Do People Want More Lego?

That’s the million dollar question. The Lego Movie was a massive success earning $469 million worldwide, an Academy Award nomination for Best Original Song, and outrage at the Academy Awards for not nominating it for Best Animated Feature. The Lego Batman Movie was also a hit. However, The Lego Ninjago Movie was a dud. This weekend, The Lego Movie 2 premiered to a tepid $34 million dollars, less than half the original’s opening weekend.

Why?

Well, for one, the trailers weren’t very strong. They focused entirely on the humor and not the heart of the story. But in the trailer’s defense, there isn’t a great deal of story to tell. The stakes don’t feel very high, and the worlds we discover don’t feel half as fresh as finding out Batman is a character.

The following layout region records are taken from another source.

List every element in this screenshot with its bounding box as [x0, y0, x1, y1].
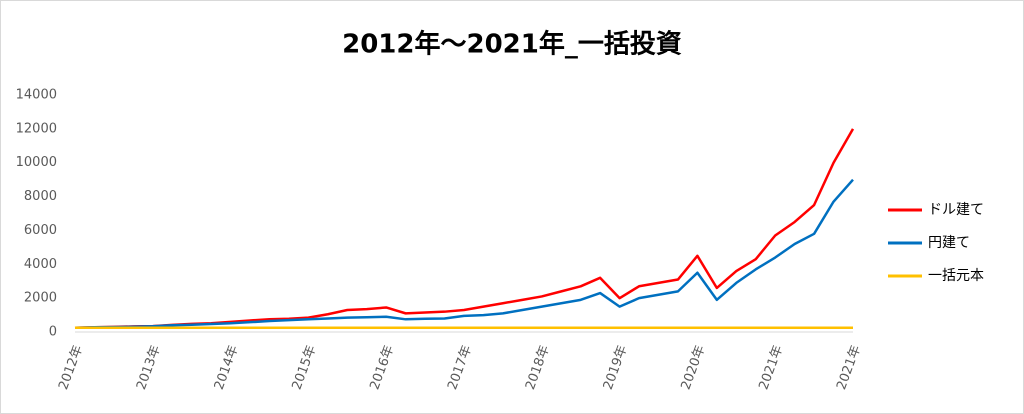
- y-tick-label: 12000: [16, 121, 57, 136]
- y-tick-label: 6000: [24, 223, 57, 238]
- legend-label: 一括元本: [928, 268, 984, 284]
- y-tick-label: 2000: [24, 291, 57, 306]
- y-tick-label: 10000: [16, 155, 57, 170]
- y-tick-label: 4000: [24, 257, 57, 272]
- legend-label: 円建て: [928, 235, 970, 251]
- y-tick-label: 14000: [16, 88, 57, 103]
- series-line: [74, 178, 854, 330]
- y-tick-label: 0: [49, 325, 57, 340]
- legend-label: ドル建て: [928, 202, 984, 218]
- y-tick-label: 8000: [24, 189, 57, 204]
- chart-title: 2012年～2021年_一括投資: [342, 29, 682, 60]
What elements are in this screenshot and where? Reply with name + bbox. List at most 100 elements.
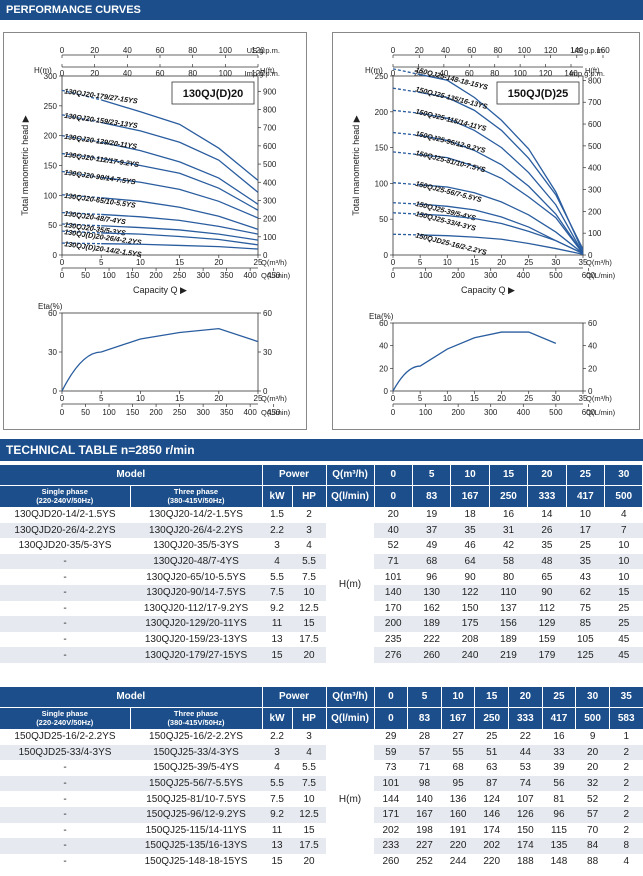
q-lmin-value: 583 [609,706,643,729]
head-value: 14 [527,507,567,523]
head-value: 222 [412,631,451,648]
curve-line [101,243,259,250]
head-value: 29 [374,729,408,745]
hm-tick-label: 200 [44,132,58,141]
eta-tick-label-right: 0 [588,387,593,396]
curve-dashed-segment [61,211,102,216]
head-value: 146 [474,806,509,823]
head-value: 175 [450,616,490,632]
kw-value: 5.5 [262,775,293,792]
single-phase-model: - [0,569,130,585]
head-value: 46 [450,538,490,554]
head-value: 16 [489,507,528,523]
three-phase-model: 130QJ20-48/7-4YS [130,553,263,570]
curve-dashed-segment [61,135,102,143]
three-phase-model: 150QJ25-81/10-7.5YS [130,791,263,807]
hp-value: 4 [292,538,327,554]
eff-m3h-tick-label: 25 [254,394,263,403]
single-phase-model: 130QJD20-35/5-3YS [0,538,130,554]
curve-line [420,213,584,255]
q-lmin-value: 250 [474,706,510,729]
curve-line [420,184,584,255]
q-lmin-value: 167 [450,484,490,507]
kw-value: 15 [262,853,293,870]
eff-m3h-tick-label: 35 [579,394,588,403]
m3h-tick-label: 5 [99,258,104,267]
hft-tick-label: 0 [588,251,593,260]
imp-tick-label: 140 [564,69,578,78]
us-tick-label: 40 [441,46,450,55]
curve-label: 130QJ20-159/23-13YS [64,111,139,130]
head-value: 20 [374,507,413,523]
eff-m3h-axis-label: Q(m³/h) [261,394,287,403]
q-m3h-value: 15 [474,687,510,707]
single-phase-model: - [0,853,130,870]
hft-tick-label: 500 [588,142,602,151]
head-value: 276 [374,647,413,663]
x-axis-title: Capacity Q ▶ [461,285,515,295]
hft-tick-label: 800 [588,76,602,85]
m3h-tick-label: 25 [254,258,263,267]
imp-tick-label: 120 [251,69,265,78]
lmin-tick-label: 100 [102,271,116,280]
q-lmin-value: 333 [527,484,567,507]
hp-value: 10 [292,584,327,601]
hp-value: 3 [292,522,327,539]
head-value: 2 [609,822,643,839]
hm-tick-label: 100 [44,191,58,200]
q-m3h-value: 5 [407,687,442,707]
head-value: 18 [450,507,490,523]
table-row: 130QJD20-14/2-1.5YS 130QJ20-14/2-1.5YS 1.5… [0,507,643,663]
imp-scale-label: Imp g.p.m. [570,69,605,78]
eta-tick-label-left: 20 [379,364,388,373]
hp-value: 20 [292,853,327,870]
hft-tick-label: 100 [263,233,277,242]
m3h-tick-label: 20 [497,258,506,267]
q-lmin-value: 250 [489,484,529,507]
table-row: -150QJ25-81/10-7.5YS 7.5 10 144 140 136 124 107… [0,791,643,807]
head-value: 25 [604,600,643,617]
performance-title: PERFORMANCE CURVES [6,4,141,16]
head-value: 252 [407,853,442,870]
hm-tick-label: 250 [44,102,58,111]
table-row: -130QJ20-179/27-15YS 15 20 276 260 240 219 179 1… [0,647,643,663]
hp-value: 5.5 [292,760,327,776]
head-value: 189 [489,631,528,648]
curve-dashed-segment [61,223,102,227]
head-value: 10 [604,538,643,554]
q-m3h-value: 20 [508,687,543,707]
q-lmin-value: 500 [575,706,610,729]
eff-lmin-tick-label: 600 [582,408,596,417]
imp-tick-label: 120 [539,69,553,78]
head-value: 25 [474,729,509,745]
head-value: 28 [407,729,442,745]
kw-value: 3 [262,538,293,554]
single-phase-model: - [0,600,130,617]
eta-axis-label: Eta(%) [369,312,394,321]
head-value: 110 [489,584,528,601]
eff-m3h-tick-label: 10 [443,394,452,403]
head-value: 191 [441,822,475,839]
kw-value: 9.2 [262,806,293,823]
single-phase-model: 130QJD20-26/4-2.2YS [0,522,130,539]
curve-line [420,234,584,255]
us-tick-label: 120 [251,46,265,55]
curve-dashed-segment [61,152,102,159]
imp-tick-label: 0 [391,69,396,78]
head-value: 4 [609,853,643,870]
head-value: 39 [542,760,576,776]
eff-lmin-tick-label: 500 [549,408,563,417]
head-value: 35 [450,522,490,539]
eta-tick-label-right: 0 [263,387,268,396]
curve-dashed-segment [392,202,421,205]
head-value: 22 [508,729,543,745]
head-value: 235 [374,631,413,648]
q-m3h-value: 0 [374,687,409,707]
q-lmin-value: 167 [441,706,476,729]
imp-tick-label: 40 [123,69,132,78]
head-value: 19 [412,507,451,523]
imp-tick-label: 100 [513,69,527,78]
model-label: 150QJ(D)25 [508,88,569,100]
eff-m3h-tick-label: 5 [99,394,104,403]
head-value: 65 [527,569,567,585]
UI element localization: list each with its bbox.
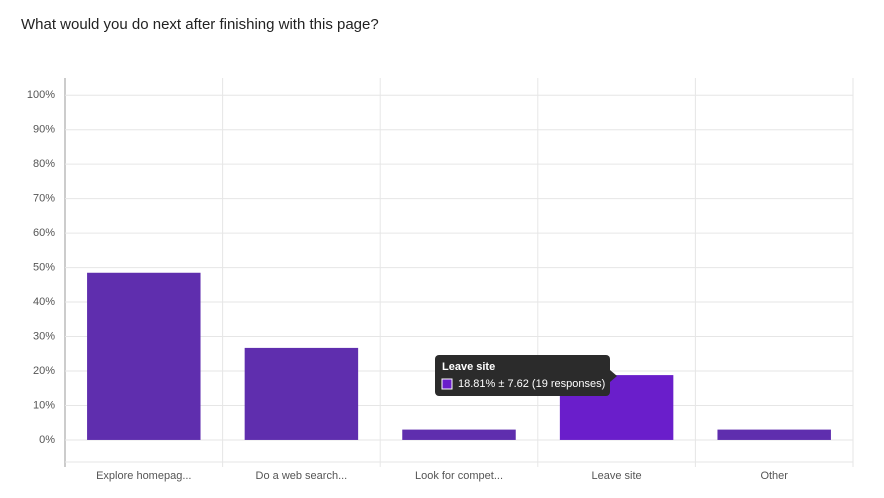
- bar: [717, 429, 831, 440]
- tooltip-text: 18.81% ± 7.62 (19 responses): [458, 378, 605, 390]
- tooltip: Leave site 18.81% ± 7.62 (19 responses): [435, 355, 617, 396]
- chart-title: What would you do next after finishing w…: [21, 16, 379, 33]
- y-tick-label: 50%: [33, 261, 55, 273]
- y-tick-label: 10%: [33, 399, 55, 411]
- y-tick-label: 60%: [33, 227, 55, 239]
- y-tick-label: 0%: [39, 434, 55, 446]
- bar: [244, 347, 359, 440]
- y-tick-label: 80%: [33, 158, 55, 170]
- x-tick-label: Look for compet...: [415, 470, 503, 482]
- x-tick-label: Leave site: [592, 470, 642, 482]
- x-tick-label: Do a web search...: [256, 470, 348, 482]
- y-tick-label: 20%: [33, 365, 55, 377]
- y-tick-label: 70%: [33, 193, 55, 205]
- y-tick-label: 90%: [33, 124, 55, 136]
- y-tick-label: 30%: [33, 330, 55, 342]
- bar: [87, 272, 201, 440]
- y-tick-label: 40%: [33, 296, 55, 308]
- tooltip-pointer: [610, 370, 617, 382]
- y-tick-label: 100%: [27, 89, 55, 101]
- tooltip-box: [435, 355, 610, 396]
- x-tick-label: Explore homepag...: [96, 470, 191, 482]
- bar: [402, 429, 516, 440]
- x-tick-label: Other: [760, 470, 788, 482]
- tooltip-title: Leave site: [442, 361, 495, 373]
- tooltip-swatch: [441, 378, 453, 390]
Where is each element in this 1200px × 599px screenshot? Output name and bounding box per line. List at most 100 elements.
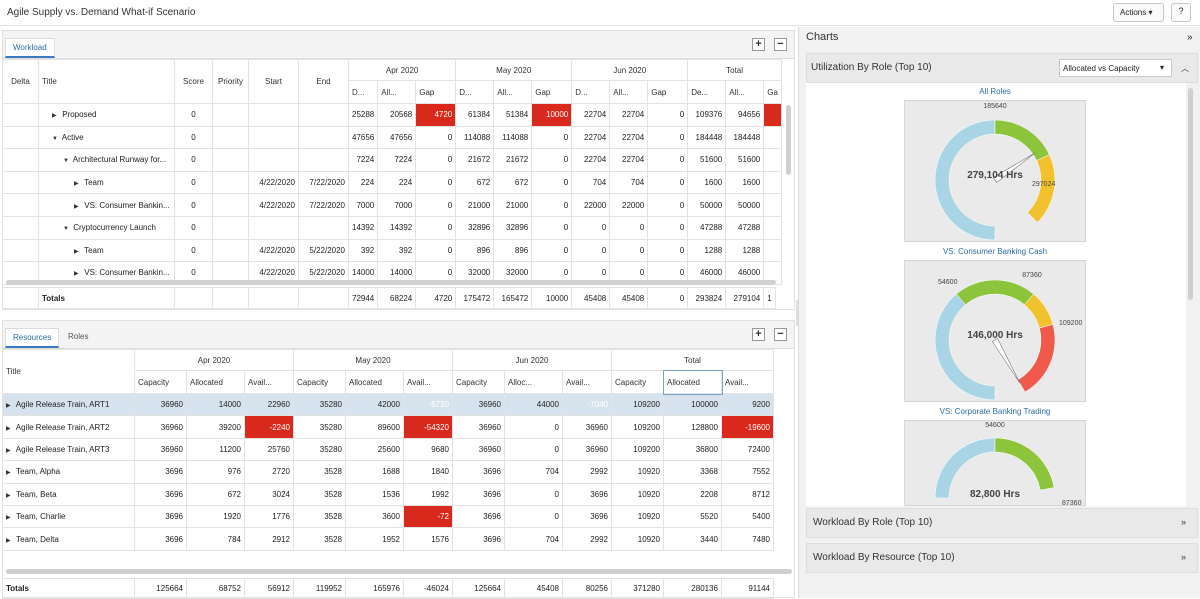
title-cell[interactable]: ▶ VS: Consumer Bankin... xyxy=(38,193,175,217)
column-header[interactable]: Gap xyxy=(415,80,457,104)
caret-right-icon[interactable]: ▶ xyxy=(74,203,79,210)
caret-down-icon[interactable]: ▼ xyxy=(63,226,69,233)
workload-by-role-section[interactable]: Workload By Role (Top 10) » xyxy=(806,508,1198,538)
title-cell[interactable]: ▶ Agile Release Train, ART2 xyxy=(2,415,135,439)
title-cell[interactable]: ▼ Architectural Runway for... xyxy=(38,148,175,172)
title-cell[interactable]: ▶ Team xyxy=(38,170,175,195)
table-row[interactable]: ▶ Team, Beta 3696 672 3024 3528 1536 1992 3696 0… xyxy=(2,482,774,506)
column-header[interactable]: Avail... xyxy=(721,370,774,394)
caret-right-icon[interactable]: ▶ xyxy=(6,447,11,454)
title-cell[interactable]: ▶ Agile Release Train, ART1 xyxy=(2,392,135,417)
caret-right-icon[interactable]: ▶ xyxy=(6,470,11,477)
column-header[interactable]: Capacity xyxy=(293,370,346,394)
value-cell: 0 xyxy=(571,238,611,263)
chart-mode-select[interactable]: Allocated vs Capacity ▾ xyxy=(1059,59,1172,77)
tab-resources[interactable]: Resources xyxy=(5,328,60,348)
column-header[interactable]: De... xyxy=(687,80,727,104)
column-header-end[interactable]: End xyxy=(298,59,349,104)
table-row[interactable]: ▶ Team 0 4/22/2020 5/22/2020 392 392 0 896 896 0 0… xyxy=(2,238,782,263)
table-row[interactable]: ▼ Cryptocurrency Launch 0 14392 14392 0 32896… xyxy=(2,215,782,240)
table-row[interactable]: ▼ Architectural Runway for... 0 7224 7224 0 2… xyxy=(2,148,782,172)
caret-down-icon[interactable]: ▼ xyxy=(63,158,69,165)
table-row[interactable]: ▶ Team, Alpha 3696 976 2720 3528 1688 1840 3696… xyxy=(2,460,774,484)
caret-right-icon[interactable]: ▶ xyxy=(6,492,11,499)
column-header[interactable]: Capacity xyxy=(452,370,505,394)
charts-vscrollbar[interactable] xyxy=(1188,88,1193,300)
tab-roles[interactable]: Roles xyxy=(68,332,89,341)
table-row[interactable]: ▶ Agile Release Train, ART2 36960 39200 -22… xyxy=(2,415,774,439)
collapse-charts-icon[interactable]: » xyxy=(1187,32,1193,43)
totals-label: Totals xyxy=(38,287,175,309)
caret-down-icon[interactable]: ▼ xyxy=(52,135,58,142)
title-cell[interactable]: ▶ Team, Charlie xyxy=(2,504,135,529)
table-row[interactable]: ▶ Team, Delta 3696 784 2912 3528 1952 1576 3696… xyxy=(2,527,774,551)
caret-right-icon[interactable]: ▶ xyxy=(74,181,79,188)
workload-by-resource-section[interactable]: Workload By Resource (Top 10) » xyxy=(806,543,1198,573)
table-row[interactable]: ▶ Agile Release Train, ART3 36960 11200 257… xyxy=(2,437,774,462)
title-cell[interactable]: ▼ Active xyxy=(38,125,175,150)
column-header-start[interactable]: Start xyxy=(248,59,299,104)
column-header[interactable]: Allocated xyxy=(662,369,723,395)
column-header[interactable]: Alloc... xyxy=(504,370,563,394)
title-cell[interactable]: ▶ Proposed xyxy=(38,103,175,127)
chevron-up-icon[interactable]: ︿ xyxy=(1181,64,1189,73)
resources-hscrollbar[interactable] xyxy=(6,569,792,574)
table-row[interactable]: ▼ Active 0 47656 47656 0 114088 114088 0 22704 22… xyxy=(2,125,782,150)
table-row[interactable]: ▶ VS: Consumer Bankin... 0 4/22/2020 7/22/2… xyxy=(2,193,782,217)
column-header[interactable]: Allocated xyxy=(186,370,245,394)
workload-hscrollbar[interactable] xyxy=(6,280,776,285)
column-header[interactable]: Gap xyxy=(531,80,573,104)
column-header[interactable]: All... xyxy=(377,80,417,104)
column-header[interactable]: All... xyxy=(493,80,533,104)
table-row[interactable]: ▶ Team 0 4/22/2020 7/22/2020 224 224 0 672 672 0 7… xyxy=(2,170,782,195)
workload-vscrollbar[interactable] xyxy=(786,105,791,175)
column-header[interactable]: D... xyxy=(347,80,379,104)
column-header[interactable]: Avail... xyxy=(562,370,612,394)
title-cell[interactable]: ▶ Team, Beta xyxy=(2,482,135,506)
column-header-title[interactable]: Title xyxy=(38,59,175,104)
total-cell: 45408 xyxy=(504,578,563,599)
collapse-all-button[interactable]: − xyxy=(774,38,787,51)
table-row[interactable]: ▶ VS: Consumer Bankin... 0 4/22/2020 5/22/2… xyxy=(2,261,782,285)
caret-right-icon[interactable]: ▶ xyxy=(6,403,11,410)
column-header[interactable]: Avail... xyxy=(403,370,453,394)
caret-right-icon[interactable]: ▶ xyxy=(74,248,79,255)
column-header[interactable]: All... xyxy=(609,80,649,104)
table-row[interactable]: ▶ Team, Charlie 3696 1920 1776 3528 3600 -72 36… xyxy=(2,504,774,529)
column-header[interactable]: Avail... xyxy=(244,370,294,394)
column-header[interactable]: Ga xyxy=(763,80,782,104)
title-cell[interactable]: ▶ Agile Release Train, ART3 xyxy=(2,437,135,462)
table-row[interactable]: ▶ Agile Release Train, ART1 36960 14000 229… xyxy=(2,392,774,417)
caret-right-icon[interactable]: ▶ xyxy=(6,537,11,544)
actions-button[interactable]: Actions ▾ xyxy=(1113,3,1164,22)
column-header-delta[interactable]: Delta xyxy=(2,59,39,104)
caret-right-icon[interactable]: ▶ xyxy=(74,271,79,278)
caret-right-icon[interactable]: ▶ xyxy=(6,425,11,432)
column-header[interactable]: Gap xyxy=(647,80,689,104)
column-header[interactable]: All... xyxy=(725,80,765,104)
value-cell: 36960 xyxy=(562,437,612,462)
value-cell: 1688 xyxy=(345,460,404,484)
title-cell[interactable]: ▶ Team, Delta xyxy=(2,527,135,551)
value-cell: 36960 xyxy=(134,437,187,462)
column-header[interactable]: D... xyxy=(571,80,611,104)
column-header[interactable]: Capacity xyxy=(611,370,664,394)
column-header[interactable]: D... xyxy=(455,80,495,104)
column-header-title[interactable]: Title xyxy=(2,349,135,394)
table-row[interactable]: ▶ Proposed 0 25288 20568 4720 61384 51384 10000… xyxy=(2,103,782,127)
title-cell[interactable]: ▶ Team xyxy=(38,238,175,263)
column-header-priority[interactable]: Priority xyxy=(212,59,249,104)
caret-right-icon[interactable]: ▶ xyxy=(6,515,11,522)
tab-workload[interactable]: Workload xyxy=(5,38,55,58)
caret-right-icon[interactable]: ▶ xyxy=(52,113,57,120)
title-cell[interactable]: ▼ Cryptocurrency Launch xyxy=(38,215,175,240)
column-header[interactable]: Allocated xyxy=(345,370,404,394)
resources-expand-button[interactable]: + xyxy=(752,328,765,341)
resources-collapse-button[interactable]: − xyxy=(774,328,787,341)
column-header-score[interactable]: Score xyxy=(174,59,213,104)
help-button[interactable]: ? xyxy=(1171,3,1191,22)
expand-all-button[interactable]: + xyxy=(752,38,765,51)
title-cell[interactable]: ▶ Team, Alpha xyxy=(2,460,135,484)
column-header[interactable]: Capacity xyxy=(134,370,187,394)
value-cell: 3600 xyxy=(345,504,404,529)
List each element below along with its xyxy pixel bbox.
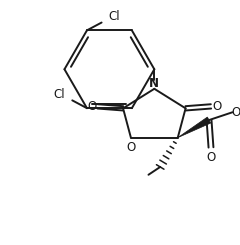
Text: O: O (212, 100, 222, 113)
Text: N: N (149, 77, 159, 90)
Text: O: O (232, 106, 240, 119)
Text: O: O (206, 151, 216, 164)
Text: O: O (87, 100, 96, 113)
Text: Cl: Cl (54, 88, 65, 101)
Text: Cl: Cl (108, 10, 120, 23)
Polygon shape (178, 117, 211, 138)
Text: O: O (126, 141, 136, 154)
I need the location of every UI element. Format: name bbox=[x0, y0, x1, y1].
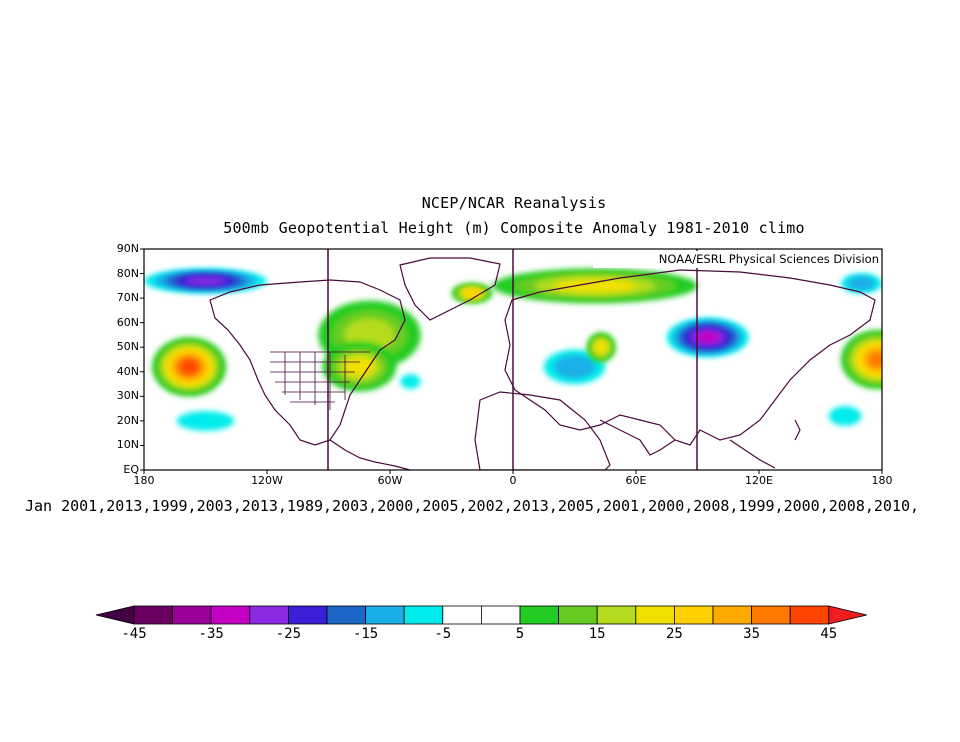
anomaly-contour bbox=[847, 276, 876, 291]
longitude-label: 120E bbox=[745, 474, 773, 487]
latitude-label: EQ bbox=[123, 463, 139, 476]
colorbar bbox=[95, 605, 867, 625]
latitude-label: 70N bbox=[116, 291, 139, 305]
colorbar-label: -35 bbox=[198, 626, 224, 642]
longitude-label: 60E bbox=[625, 474, 647, 487]
latitude-label: 80N bbox=[116, 266, 139, 280]
credit-label: NOAA/ESRL Physical Sciences Division bbox=[593, 251, 881, 268]
anomaly-contour bbox=[696, 331, 720, 344]
colorbar-swatch bbox=[133, 605, 173, 625]
map-title: NCEP/NCAR Reanalysis bbox=[421, 194, 607, 212]
composite-years: Jan 2001,2013,1999,2003,2013,1989,2003,2… bbox=[25, 497, 920, 515]
longitude-label: 180 bbox=[133, 474, 155, 487]
colorbar-label: -25 bbox=[275, 626, 302, 642]
colorbar-label: -15 bbox=[352, 626, 379, 642]
reference-meridians bbox=[327, 249, 698, 470]
latitude-label: 50N bbox=[116, 340, 139, 354]
colorbar-swatch bbox=[596, 605, 637, 625]
colorbar-swatch bbox=[403, 605, 444, 625]
colorbar-label: 15 bbox=[588, 626, 606, 642]
colorbar-label: 45 bbox=[820, 626, 838, 642]
colorbar-swatch bbox=[674, 605, 714, 625]
axis-ticks bbox=[140, 248, 883, 474]
anomaly-contour bbox=[176, 411, 235, 431]
anomaly-contour bbox=[180, 360, 198, 374]
anomaly-contour bbox=[344, 357, 375, 377]
colorbar-swatch bbox=[635, 605, 675, 625]
colorbar-swatch bbox=[365, 605, 405, 625]
longitude-label: 0 bbox=[509, 474, 517, 487]
colorbar-label: -45 bbox=[121, 626, 147, 642]
colorbar-swatch bbox=[442, 605, 482, 625]
colorbar-swatch bbox=[558, 605, 598, 625]
colorbar-low-arrow bbox=[95, 605, 135, 625]
colorbar-swatch bbox=[172, 605, 212, 625]
anomaly-contour bbox=[868, 352, 882, 367]
colorbar-swatch bbox=[712, 605, 752, 625]
colorbar-label: 5 bbox=[515, 626, 525, 642]
longitude-label: 60W bbox=[377, 474, 403, 487]
colorbar-swatch bbox=[210, 605, 251, 625]
colorbar-swatch bbox=[519, 605, 559, 625]
latitude-label: 30N bbox=[116, 389, 139, 403]
anomaly-contour bbox=[828, 406, 862, 426]
anomaly-contour bbox=[554, 278, 636, 293]
colorbar-label: 35 bbox=[743, 626, 761, 642]
colorbar-swatch bbox=[326, 605, 366, 625]
colorbar-swatch bbox=[789, 605, 830, 625]
colorbar-swatch bbox=[287, 605, 328, 625]
us-state-borders bbox=[270, 351, 370, 410]
map-subtitle: 500mb Geopotential Height (m) Composite … bbox=[223, 219, 805, 237]
anomaly-contour bbox=[463, 289, 481, 298]
longitude-label: 120W bbox=[251, 474, 283, 487]
colorbar-swatch bbox=[480, 605, 521, 625]
colorbar-label: 25 bbox=[665, 626, 683, 642]
coastlines bbox=[209, 257, 876, 470]
anomaly-contour bbox=[554, 355, 595, 379]
anomaly-contour bbox=[594, 340, 609, 355]
colorbar-high-arrow bbox=[828, 605, 867, 625]
anomaly-contour bbox=[400, 374, 421, 389]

Last Word On The Lego Movie 2

I came down pretty hard on this sequel, and I feel guilty about that. I left the movie with a smile on my face, but that couldn’t save the movie from the first half of the film that offered minor chuckles at best.

Things aren’t all rotten in Bricksburg. The movie is just as visually stunning as the first film, and my heart leapt (and wallet ached) just thinking about all these Lego sets. There is joy to be found in this movie. The songs are fun (“Not Evil” being the standout), and the movie even gets a few digs in at the overlap licensed products have on everything Lego, including a scene with not one, but three different Wonder Womans (Wonder Women?).

This is a weaker film than The Lego Movie. It is a weaker film than The Lego Batman Movie. But it’s not a bad movie by any means. It tries so hard to please you, but in the end, we’re left with another Pirates of the Caribbean 2 situation. Visually stunning, wildly ambitious, but bloated and too dependent to stay afloat.